I truly believe that the vast majority of police are good cops. But a grand jury investigation seems like one way to catch the bad cops that shoot people without cause.
He folded because there was a fake and unjustified public outcry deliberately ginned up by his political enemies. Which I’m generally fine with because he’s a bad DA (as were all of his predecessors for a long time).
But the policy isn’t inherently a bad one. Taking the case to the grand jury, for it to officially decide that there’s no case, would be at worst a waste of some time and effort. Not doing it in this case, where the absence of any case is blindingly obvious, does no harm.
As Mike Thiac commented below, from his personal experience, it’s been the policy there since long before Garza’s time.
And on the other post Chewbacca wrote the same thing: “Been a cop here for 22 years. Every shooting gets presented to the grand jury.”
nopeee hold your applauses for this seemingly pro maga move by a hard leftist
I said it the other day
they dont want this can of islam opened up for public debate
the more you /we find out about the murderer the more CAIR and others will be exposed
the network of anti maga bloodlines is running deep from the north of minnesomali to the nyc den of mammadami to its cohorts on the west coast
this is a victory for the left
they shot up people
they caused more chaos
their hero ..like lugi ..is being worshipped
just like the daniel penny saga exposed the corruption of the nyc
nyc is already a lefty stronghold
anymore info getting out from this senegal heor will damage any pr the texas contingents put out saying otherwise
How much was him seeing the returns from the primaries come in (or the polls) and thinking he might not be as safe as he was a year ago (politically)?
Ms. Chastain, I have to say I’m surprised. I’ve been a cop in the Houston area for over 25 years and anyone using deadly force (police or civilian) is referred to the grand jury as a matter of policy, just a check to insure it was justified, or (sorry for the double negative) not an unjustified use of deadly force. But I won’t look a gift horse in the mouth, with that DA wanting to charge cops for handcuffing suspects (slight exaggeration), those Austin officers are breathing a sign of relief.
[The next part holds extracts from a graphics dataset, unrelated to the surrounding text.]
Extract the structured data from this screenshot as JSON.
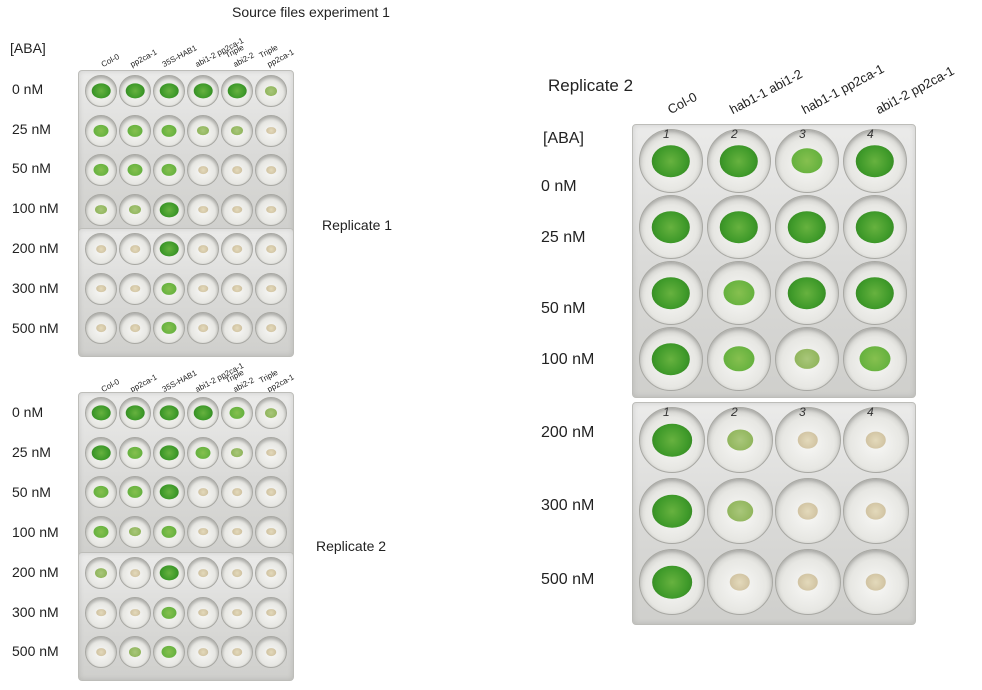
{
  "header": {
    "title": "Source files experiment 1"
  },
  "exp1": {
    "aba_label": "[ABA]",
    "columns": [
      "Col-0",
      "pp2ca-1",
      "35S-HAB1",
      "abi1-2 pp2ca-1",
      "Triple\nabi2-2",
      "Triple\npp2ca-1"
    ],
    "concentrations": [
      "0 nM",
      "25 nM",
      "50 nM",
      "100 nM",
      "200 nM",
      "300 nM",
      "500 nM"
    ],
    "replicate1_label": "Replicate 1",
    "replicate2_label": "Replicate 2"
  },
  "rep2": {
    "title": "Replicate 2",
    "aba_label": "[ABA]",
    "columns": [
      "Col-0",
      "hab1-1 abi1-2",
      "hab1-1 pp2ca-1",
      "abi1-2 pp2ca-1"
    ],
    "concentrations": [
      "0 nM",
      "25 nM",
      "50 nM",
      "100 nM",
      "200 nM",
      "300 nM",
      "500 nM"
    ],
    "well_numbers": [
      "1",
      "2",
      "3",
      "4"
    ]
  },
  "colors": {
    "green_strong": "#3f9a2a",
    "green_mid": "#67b23f",
    "green_pale": "#a9c77a",
    "seed_brown": "#c7b58a"
  }
}
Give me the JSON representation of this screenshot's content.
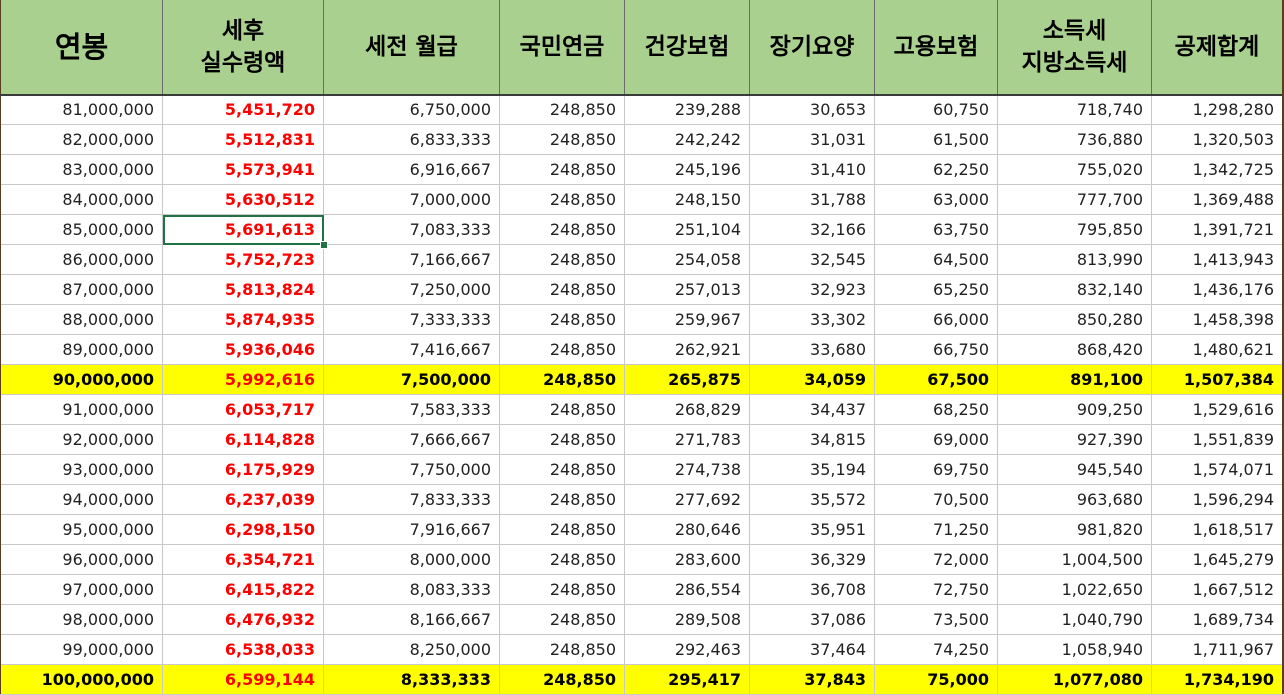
{
  "headers": [
    {
      "lines": [
        "연봉"
      ]
    },
    {
      "lines": [
        "세후",
        "실수령액"
      ]
    },
    {
      "lines": [
        "세전 월급"
      ]
    },
    {
      "lines": [
        "국민연금"
      ]
    },
    {
      "lines": [
        "건강보험"
      ]
    },
    {
      "lines": [
        "장기요양"
      ]
    },
    {
      "lines": [
        "고용보험"
      ]
    },
    {
      "lines": [
        "소득세",
        "지방소득세"
      ]
    },
    {
      "lines": [
        "공제합계"
      ]
    }
  ],
  "rows": [
    {
      "highlight": false,
      "cells": [
        "81,000,000",
        "5,451,720",
        "6,750,000",
        "248,850",
        "239,288",
        "30,653",
        "60,750",
        "718,740",
        "1,298,280"
      ]
    },
    {
      "highlight": false,
      "cells": [
        "82,000,000",
        "5,512,831",
        "6,833,333",
        "248,850",
        "242,242",
        "31,031",
        "61,500",
        "736,880",
        "1,320,503"
      ]
    },
    {
      "highlight": false,
      "cells": [
        "83,000,000",
        "5,573,941",
        "6,916,667",
        "248,850",
        "245,196",
        "31,410",
        "62,250",
        "755,020",
        "1,342,725"
      ]
    },
    {
      "highlight": false,
      "cells": [
        "84,000,000",
        "5,630,512",
        "7,000,000",
        "248,850",
        "248,150",
        "31,788",
        "63,000",
        "777,700",
        "1,369,488"
      ]
    },
    {
      "highlight": false,
      "selected_col": 1,
      "cells": [
        "85,000,000",
        "5,691,613",
        "7,083,333",
        "248,850",
        "251,104",
        "32,166",
        "63,750",
        "795,850",
        "1,391,721"
      ]
    },
    {
      "highlight": false,
      "cells": [
        "86,000,000",
        "5,752,723",
        "7,166,667",
        "248,850",
        "254,058",
        "32,545",
        "64,500",
        "813,990",
        "1,413,943"
      ]
    },
    {
      "highlight": false,
      "cells": [
        "87,000,000",
        "5,813,824",
        "7,250,000",
        "248,850",
        "257,013",
        "32,923",
        "65,250",
        "832,140",
        "1,436,176"
      ]
    },
    {
      "highlight": false,
      "cells": [
        "88,000,000",
        "5,874,935",
        "7,333,333",
        "248,850",
        "259,967",
        "33,302",
        "66,000",
        "850,280",
        "1,458,398"
      ]
    },
    {
      "highlight": false,
      "cells": [
        "89,000,000",
        "5,936,046",
        "7,416,667",
        "248,850",
        "262,921",
        "33,680",
        "66,750",
        "868,420",
        "1,480,621"
      ]
    },
    {
      "highlight": true,
      "cells": [
        "90,000,000",
        "5,992,616",
        "7,500,000",
        "248,850",
        "265,875",
        "34,059",
        "67,500",
        "891,100",
        "1,507,384"
      ]
    },
    {
      "highlight": false,
      "cells": [
        "91,000,000",
        "6,053,717",
        "7,583,333",
        "248,850",
        "268,829",
        "34,437",
        "68,250",
        "909,250",
        "1,529,616"
      ]
    },
    {
      "highlight": false,
      "cells": [
        "92,000,000",
        "6,114,828",
        "7,666,667",
        "248,850",
        "271,783",
        "34,815",
        "69,000",
        "927,390",
        "1,551,839"
      ]
    },
    {
      "highlight": false,
      "cells": [
        "93,000,000",
        "6,175,929",
        "7,750,000",
        "248,850",
        "274,738",
        "35,194",
        "69,750",
        "945,540",
        "1,574,071"
      ]
    },
    {
      "highlight": false,
      "cells": [
        "94,000,000",
        "6,237,039",
        "7,833,333",
        "248,850",
        "277,692",
        "35,572",
        "70,500",
        "963,680",
        "1,596,294"
      ]
    },
    {
      "highlight": false,
      "cells": [
        "95,000,000",
        "6,298,150",
        "7,916,667",
        "248,850",
        "280,646",
        "35,951",
        "71,250",
        "981,820",
        "1,618,517"
      ]
    },
    {
      "highlight": false,
      "cells": [
        "96,000,000",
        "6,354,721",
        "8,000,000",
        "248,850",
        "283,600",
        "36,329",
        "72,000",
        "1,004,500",
        "1,645,279"
      ]
    },
    {
      "highlight": false,
      "cells": [
        "97,000,000",
        "6,415,822",
        "8,083,333",
        "248,850",
        "286,554",
        "36,708",
        "72,750",
        "1,022,650",
        "1,667,512"
      ]
    },
    {
      "highlight": false,
      "cells": [
        "98,000,000",
        "6,476,932",
        "8,166,667",
        "248,850",
        "289,508",
        "37,086",
        "73,500",
        "1,040,790",
        "1,689,734"
      ]
    },
    {
      "highlight": false,
      "cells": [
        "99,000,000",
        "6,538,033",
        "8,250,000",
        "248,850",
        "292,463",
        "37,464",
        "74,250",
        "1,058,940",
        "1,711,967"
      ]
    },
    {
      "highlight": true,
      "cells": [
        "100,000,000",
        "6,599,144",
        "8,333,333",
        "248,850",
        "295,417",
        "37,843",
        "75,000",
        "1,077,080",
        "1,734,190"
      ]
    }
  ],
  "colors": {
    "header_bg": "#a9d08e",
    "highlight_row": "#ffff00",
    "net_pay_text": "#ff0000",
    "selection": "#217346"
  }
}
José can you see must be up for election soon. Regardless it is a good move on his part so he should be applauded for it.
That’s ridiculous. Wren can’t force him to do anything he doesn’t want to do. He chooses to listen to their advice.
You also confused him with the Bexar County DA, and haven’t acknowledged that. To repeat, you wrote: “Garza has claimed that the Wren Collective provides him with advice on messaging, not on prosecution decisions.” That is just not true. He hasn’t claimed that. You linked to a story about someone completely different, who may well have been telling the truth about his own practice, but it has nothing to do with Garza. It’s completely possible that Garza does take advice from Wren on prosecutorial decisions, while Gonzales doesn’t.